City finance director Helen McIver warned that the city’s general fund could come in $75,000 short if the revenue inflow continues at the current pace. The budget report reflects some revenue items being reported at 50 to 97.12 percent uncollected.

She said the some of the concerns stemmed from franchise fees, tag agency and state revenue sharing. In franchise fees, the city could miss the anticipated budget target by $40,000, in large part because a 25-year contract with Clay Electric sunset earlier in the fiscal year.

The tag agency has seen declining revenues because people can now renew their tags online, said McIver. The tag agency has currently collected only 28 percent of the anticipated $65,000 of revenue budgeted for the year.

The inflow of tax revenues will increase during the next couple months, said McIver. But it will probably not increase enough to cover the entire $75,000 deficit predicted at the current time.

Although the city’s fiscal year budget is on an October through September annual cycle, both McIver and City Manager Jeri Langman said it is too early to predict how the city stands in terms of its yearly revenue.  Usually, Langman said, the budget process is not started until around June.

The city is working to ensure that the General Revenue Fund stays on par with the budget by cutting back on spending. McIver said the city can warn departments that funding for certain projects is no longer available. For example, if a city vehicle breaks down, it will have to be parked instead of repaired.

Staff said the city could determine if there are unspent, undedicated funds elsewhere that could be transferred to the General Revenue Fund, and there is money remaining in contingency that could be transferred if necessary. As a last resort, the city has money set aside in savings, part of which covers two months’ operating costs in case of emergency, staff reported.

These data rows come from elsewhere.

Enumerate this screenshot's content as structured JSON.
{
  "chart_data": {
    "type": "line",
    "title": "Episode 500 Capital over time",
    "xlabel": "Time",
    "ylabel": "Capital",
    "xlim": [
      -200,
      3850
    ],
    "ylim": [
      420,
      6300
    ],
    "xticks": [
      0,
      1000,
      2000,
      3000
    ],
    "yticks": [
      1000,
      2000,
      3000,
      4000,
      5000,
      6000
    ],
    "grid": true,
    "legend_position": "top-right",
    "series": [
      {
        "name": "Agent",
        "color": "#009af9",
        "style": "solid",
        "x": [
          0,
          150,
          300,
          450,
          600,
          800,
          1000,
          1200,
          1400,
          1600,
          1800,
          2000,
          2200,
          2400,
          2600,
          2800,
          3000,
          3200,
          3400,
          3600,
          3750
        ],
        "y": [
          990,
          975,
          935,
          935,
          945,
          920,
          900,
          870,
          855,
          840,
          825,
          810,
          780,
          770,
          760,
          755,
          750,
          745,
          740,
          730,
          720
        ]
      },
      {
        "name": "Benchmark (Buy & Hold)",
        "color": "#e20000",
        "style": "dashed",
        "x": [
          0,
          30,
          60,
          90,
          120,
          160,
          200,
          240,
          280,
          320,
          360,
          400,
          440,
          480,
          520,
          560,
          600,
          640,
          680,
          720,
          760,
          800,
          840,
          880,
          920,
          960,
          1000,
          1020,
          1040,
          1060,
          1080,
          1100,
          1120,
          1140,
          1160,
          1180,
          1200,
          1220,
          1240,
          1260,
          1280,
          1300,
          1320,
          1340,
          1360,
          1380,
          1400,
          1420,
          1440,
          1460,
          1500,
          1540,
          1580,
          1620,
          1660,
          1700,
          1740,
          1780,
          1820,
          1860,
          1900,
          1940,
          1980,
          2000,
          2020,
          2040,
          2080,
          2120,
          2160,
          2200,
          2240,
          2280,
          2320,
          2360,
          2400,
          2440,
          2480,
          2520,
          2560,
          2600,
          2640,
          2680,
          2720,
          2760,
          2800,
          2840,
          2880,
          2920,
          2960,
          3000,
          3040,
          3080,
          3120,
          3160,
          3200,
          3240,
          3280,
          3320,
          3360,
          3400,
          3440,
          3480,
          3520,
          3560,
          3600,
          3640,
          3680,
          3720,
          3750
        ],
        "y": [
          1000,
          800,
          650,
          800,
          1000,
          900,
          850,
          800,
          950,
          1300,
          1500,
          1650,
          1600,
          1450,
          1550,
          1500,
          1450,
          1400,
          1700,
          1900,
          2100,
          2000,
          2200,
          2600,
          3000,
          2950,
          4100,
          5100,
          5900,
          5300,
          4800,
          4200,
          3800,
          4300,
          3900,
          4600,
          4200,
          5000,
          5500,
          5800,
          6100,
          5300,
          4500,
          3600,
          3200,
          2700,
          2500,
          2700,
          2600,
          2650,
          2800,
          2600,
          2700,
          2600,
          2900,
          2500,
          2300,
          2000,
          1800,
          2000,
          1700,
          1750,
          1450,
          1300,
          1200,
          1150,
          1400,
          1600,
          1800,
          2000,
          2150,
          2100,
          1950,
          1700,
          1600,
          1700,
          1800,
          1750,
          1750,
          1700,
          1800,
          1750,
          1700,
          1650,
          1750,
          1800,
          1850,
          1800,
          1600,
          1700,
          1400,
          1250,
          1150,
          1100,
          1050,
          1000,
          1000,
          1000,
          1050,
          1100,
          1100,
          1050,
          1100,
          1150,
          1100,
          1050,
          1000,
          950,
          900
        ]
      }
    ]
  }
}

Vice Mayor Bob Barnas said he would prefer that the money set aside in savings remain untouched.

Barnas warned during the budget workshop that the city may see layoffs, pay cuts and department consolidation. He said if the city was a business, it would have no choice but to lay off, cut back and consolidate in such a situation.

However, Langman said that over the last three years, there has been a tremendous amount of layoffs and cutbacks.

The city identified other departments falling short on budgeted revenue as well. The wastewater system’s total revenue is currently at 75 percent unearned as of a recent monthly recap report.

McIver states that the sewer account is in the current situation because rates were budgeted to be increased, but the current commission voted in December to not raise them. Also, additional users who would create addition revenue were expected to be added on to the sewer system, but implementation of Phases 4 and 5 were halted due to the USDA withdrawing the $1.6 million needed to complete the work.

The current budget report accounts for six month’s of revenue from the projected additional users at approximately $38,000. That money will remain uncollected. McIver said if the $38,000 in projected revenue and the anticipated gain from a rate increase were to be removed from the budget, the sewer account would be on par with where it was last year at this time.

Langman said the city is working on coming up with solutions to the budget shortfall. She said in the near future, the commission will be looking at capacity fees on vacant lots and a sliding scale for the sewer bills. Currently, water rates are tied to the sewer, and the city sees a decrease in the amount of water used as a result of customer concerns of high bills. The commission will discuss the possibility of adjusting that system.